Cheaply manufactured and considered low-brow, not many pulps survived their golden age, or even after they had been read in most cases. Yet this label of second class and it's immense popularity is what makes the genre so informative of the popular culture of the time. In pulp, we can see the very cultural limits of the time, as they were pushed and pushed in these stories, but never quite crossed. All the racism and mysoginism of the time is laid to bare as well as all the anxieties of those culturally tumoltous decades from the 1920's and into the 40's (Perry 5).

Perhaps the most important thing to know about the pulps is their target audience: men. This is why stories were often so sexualized and violent.

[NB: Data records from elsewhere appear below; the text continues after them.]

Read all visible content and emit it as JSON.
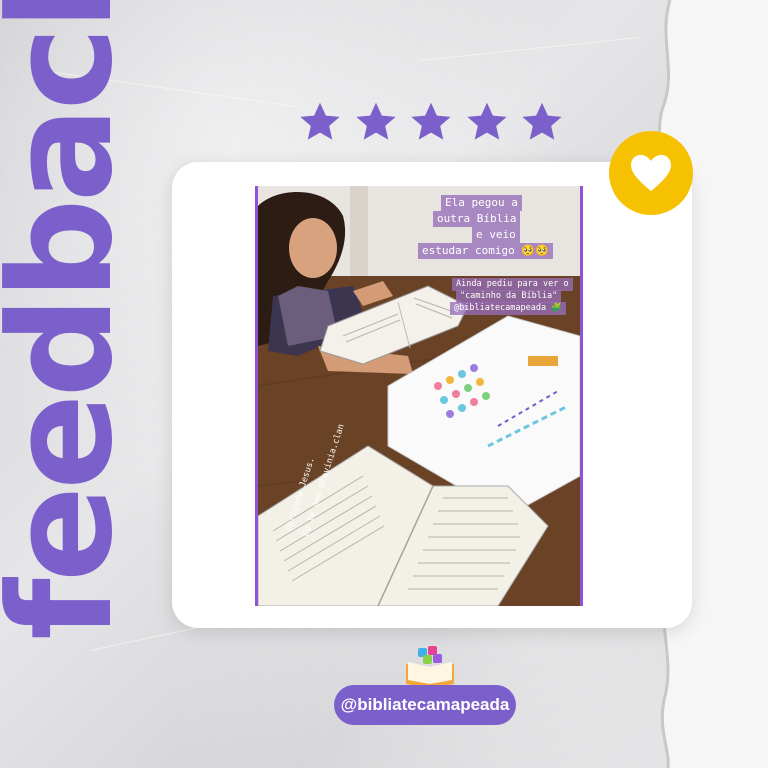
{
  "post": {
    "headline": "feedback",
    "rating_stars": 5,
    "accent_color": "#7b60cc",
    "badge_color": "#f6c100",
    "handle": "@bibliatecamapeada"
  },
  "photo": {
    "caption_lines": [
      "Ela pegou a",
      "outra Bíblia",
      "e veio",
      "estudar comigo 🥺🥺"
    ],
    "note_lines": [
      "Ainda pediu para ver o",
      "\"caminho da Bíblia\"",
      "@bibliatecamapeada 🧩"
    ],
    "thanks_lines": [
      "Obrigada Jesus.",
      "Eu te amo @lavinia.clan"
    ]
  },
  "icons": {
    "stars": "star-icon",
    "badge": "heart-icon",
    "logo": "book-puzzle-icon"
  }
}
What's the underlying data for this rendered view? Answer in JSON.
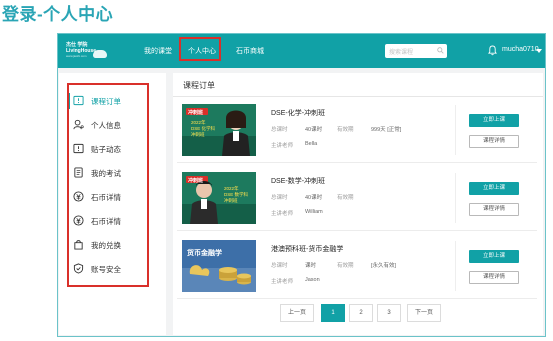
{
  "heading": "登录-个人中心",
  "colors": {
    "accent": "#11a1a6",
    "highlight": "#d9302a"
  },
  "logo": {
    "line1": "杰仕 学院",
    "line2": "LivingHouse",
    "sub": "www.jieshi.com"
  },
  "nav": {
    "items": [
      "我的课堂",
      "个人中心",
      "石币商城"
    ],
    "active": "个人中心"
  },
  "search": {
    "placeholder": "搜索课程"
  },
  "user": {
    "name": "mucha0710"
  },
  "sidebar": {
    "items": [
      {
        "label": "课程订单",
        "icon": "order-icon",
        "active": true
      },
      {
        "label": "个人信息",
        "icon": "user-icon",
        "active": false
      },
      {
        "label": "贴子动态",
        "icon": "post-icon",
        "active": false
      },
      {
        "label": "我的考试",
        "icon": "exam-icon",
        "active": false
      },
      {
        "label": "石币详情",
        "icon": "coin-icon",
        "active": false
      },
      {
        "label": "石币详情",
        "icon": "coin-icon",
        "active": false
      },
      {
        "label": "我的兑换",
        "icon": "exchange-icon",
        "active": false
      },
      {
        "label": "账号安全",
        "icon": "shield-icon",
        "active": false
      }
    ]
  },
  "main": {
    "title": "课程订单",
    "cards": [
      {
        "name": "DSE-化学-冲刺班",
        "hours_label": "总课时",
        "hours_value": "40课时",
        "valid_label": "有效期",
        "valid_value": "999天 [正常]",
        "teacher_label": "主讲老师",
        "teacher_value": "Bella",
        "thumb_tag": "冲刺班",
        "thumb_line1": "2022年",
        "thumb_line2": "DSE 化学科",
        "thumb_line3": "冲刺班",
        "enter_label": "立即上课",
        "detail_label": "课程详情"
      },
      {
        "name": "DSE-数学-冲刺班",
        "hours_label": "总课时",
        "hours_value": "40课时",
        "valid_label": "有效期",
        "valid_value": "",
        "teacher_label": "主讲老师",
        "teacher_value": "William",
        "thumb_tag": "冲刺班",
        "thumb_line1": "2022年",
        "thumb_line2": "DSE 数学科",
        "thumb_line3": "冲刺班",
        "enter_label": "立即上课",
        "detail_label": "课程详情"
      },
      {
        "name": "港澳预科班-货币金融学",
        "hours_label": "总课时",
        "hours_value": "课时",
        "valid_label": "有效期",
        "valid_value": "[永久有效]",
        "teacher_label": "主讲老师",
        "teacher_value": "Jason",
        "thumb_tag": "",
        "thumb_line1": "货币金融学",
        "thumb_line2": "",
        "thumb_line3": "",
        "enter_label": "立即上课",
        "detail_label": "课程详情"
      }
    ]
  },
  "pager": {
    "prev": "上一页",
    "pages": [
      "1",
      "2",
      "3"
    ],
    "current": "1",
    "next": "下一页"
  }
}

Young male labourers, generally with little to no education or financial resources to speak of, were the target audiences. This is seen in detective pulps where masculine characters show confidence and swagger, especially towards women. This at a time when women were entering the workforce which was once considered an exclusively male sphere (Perry 3).

Writing for men also affected the stories themselves. The guys just wanted a cheap thrill, an escape. So the writers delivered.

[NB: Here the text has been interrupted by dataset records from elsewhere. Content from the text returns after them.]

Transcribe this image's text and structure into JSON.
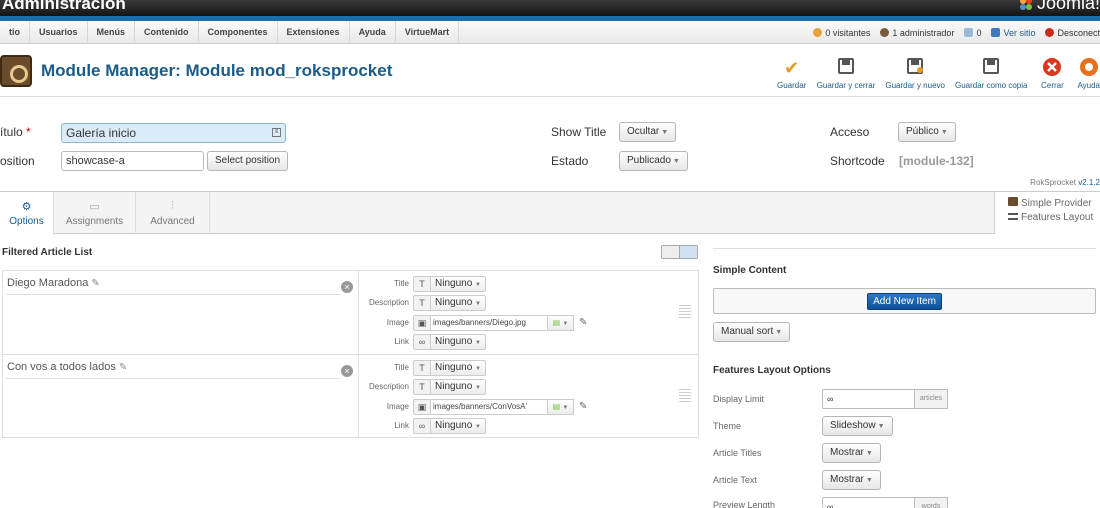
{
  "header": {
    "title": "Administración",
    "brand": "Joomla!"
  },
  "menubar": {
    "items": [
      "tio",
      "Usuarios",
      "Menús",
      "Contenido",
      "Componentes",
      "Extensiones",
      "Ayuda",
      "VirtueMart"
    ],
    "status": {
      "visitors": "0 visitantes",
      "admins": "1 administrador",
      "messages": "0",
      "view_site": "Ver sitio",
      "logout": "Desconect"
    }
  },
  "toolbar": {
    "title": "Module Manager: Module mod_roksprocket",
    "buttons": [
      {
        "label": "Guardar",
        "icon": "check-icon"
      },
      {
        "label": "Guardar y cerrar",
        "icon": "save-icon"
      },
      {
        "label": "Guardar y nuevo",
        "icon": "save-new-icon"
      },
      {
        "label": "Guardar como copia",
        "icon": "save-copy-icon"
      },
      {
        "label": "Cerrar",
        "icon": "close-icon"
      },
      {
        "label": "Ayuda",
        "icon": "help-icon"
      }
    ]
  },
  "form": {
    "title_label": "ítulo",
    "title_required": "*",
    "title_value": "Galería inicio",
    "position_label": "osition",
    "position_value": "showcase-a",
    "select_position": "Select position",
    "show_title_label": "Show Title",
    "show_title_value": "Ocultar",
    "status_label": "Estado",
    "status_value": "Publicado",
    "access_label": "Acceso",
    "access_value": "Público",
    "shortcode_label": "Shortcode",
    "shortcode_value": "[module-132]",
    "version_prefix": "RokSprocket",
    "version": "v2.1.2"
  },
  "tabs": [
    {
      "label": "Options",
      "icon": "gear-icon"
    },
    {
      "label": "Assignments",
      "icon": "monitor-icon"
    },
    {
      "label": "Advanced",
      "icon": "sliders-icon"
    }
  ],
  "provider": {
    "provider": "Simple Provider",
    "layout": "Features Layout"
  },
  "filtered": {
    "title": "Filtered Article List",
    "field_labels": {
      "title": "Title",
      "description": "Description",
      "image": "Image",
      "link": "Link"
    },
    "none": "Ninguno",
    "articles": [
      {
        "title": "Diego Maradona",
        "image_path": "images/banners/Diego.jpg"
      },
      {
        "title": "Con vos a todos lados",
        "image_path": "images/banners/ConVosA'"
      }
    ]
  },
  "simple_content": {
    "title": "Simple Content",
    "add_item": "Add New Item",
    "sort": "Manual sort"
  },
  "features": {
    "title": "Features Layout Options",
    "display_limit_label": "Display Limit",
    "display_limit_value": "∞",
    "display_limit_unit": "articles",
    "theme_label": "Theme",
    "theme_value": "Slideshow",
    "article_titles_label": "Article Titles",
    "article_titles_value": "Mostrar",
    "article_text_label": "Article Text",
    "article_text_value": "Mostrar",
    "preview_length_label": "Preview Length",
    "preview_length_value": "∞",
    "preview_length_unit": "words"
  }
}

A signature quality of the pulp writing style was an avoidance of character development. There was just the good guy and the bad guy (Perry 10) Bad guys were easy to spot as ugliness or disfiguration were the hallmarks of any villain (Perry 14).

More often than not the story was moved along with dialogue. Sentences were short and sweet. Perhaps the quintessential example of the pulp writing style is the detective.

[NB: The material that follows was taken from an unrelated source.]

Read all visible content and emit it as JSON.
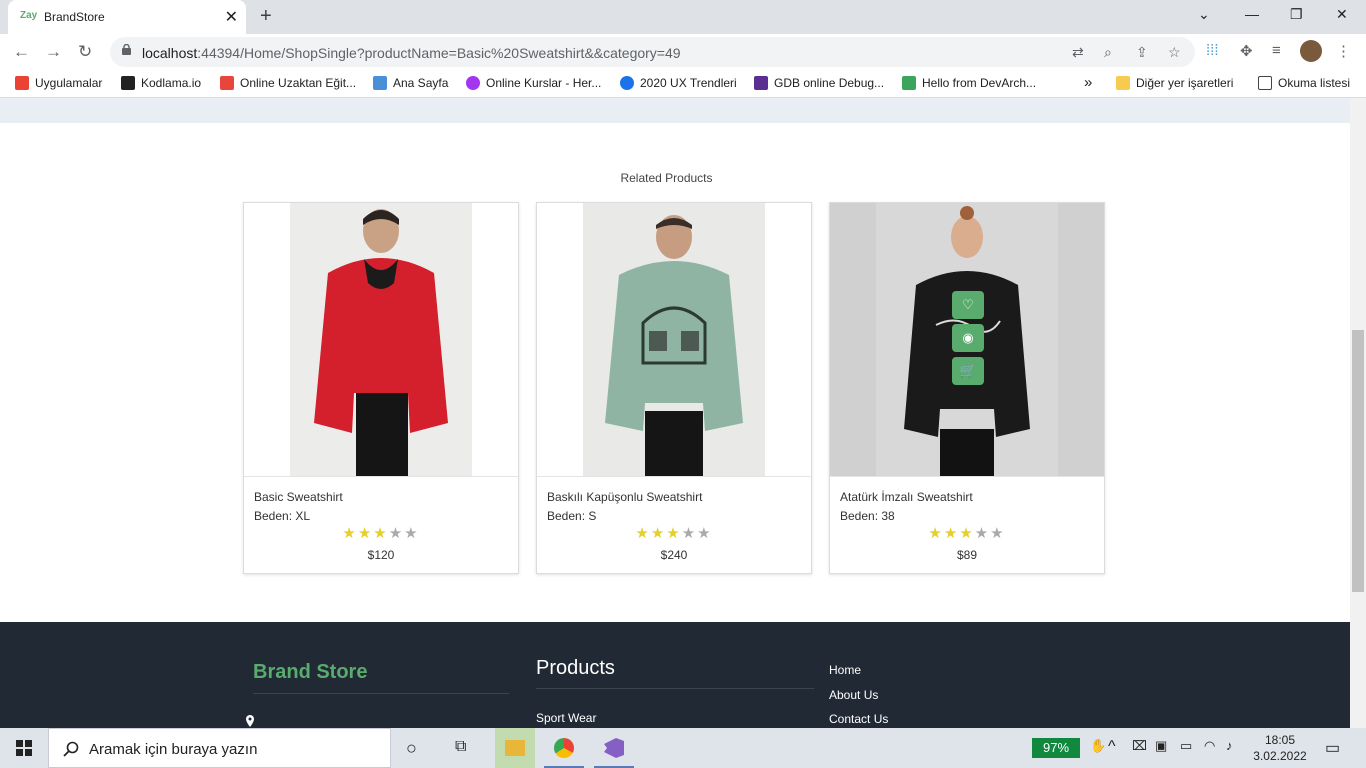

NPR's Renee Montagne interviewed one Otto Penzler, author of The Black Lizard Big Book of Pulps, who shared his opinions. Otto Penzler told NPR "The kind of writing in the world of literature that everyone had been familiar with was Henry James with long sentences, long paragraphs. And then Ernest Hemingway came along and Dashiell Hammett came along and they started to write short, quick, clipped sentences that didn't require lots and lots of description. The pulps provided the perfect springboard for that literary tone".

These men influenced Carroll John Daly's writing style, resulting in such insulting remarks as:

"I didn't like his face and I told him so." (The Third Murderer by Daly, 1923). Or quick depictions:

"But over her provocative beauty, lay a hard sophistication as brightly polished as a new nickel." (Stag Party by Charles G. Booth, 1933). These easy to digest sentences were what the young men who read these pulps liked (Montagne).

As the pulp industry developed, some publishers found that serializing a character would bring in more regular readers. When the industry realized this, the genre began to evolve, but the focus on glorifying the masculine remained dominant.

Pulp encouraged a certain amount of hero worship with their stories. Characters with magazines dedicated to their exploits such as Doc Savage or Tarzan had more to work with. Having specific and developed origins, histories and qualities allowed them to return again and again. This was the kind of story your working class male needed at the time. Many economists and historians agree crime rates during The Great Depression went up, and readers looking for escapes needed stories about men who could reliably fight back and win the day (Perry 23).

These concepts of manly men are still idealized today with more current figure like Superman, or real life heros like SEAL Team Six. Men who are able to fearlessly run and gun and punch their way out of any situation. These themes create blockbusters and start television sensations. All refined and made timeless in a ten cent magazine.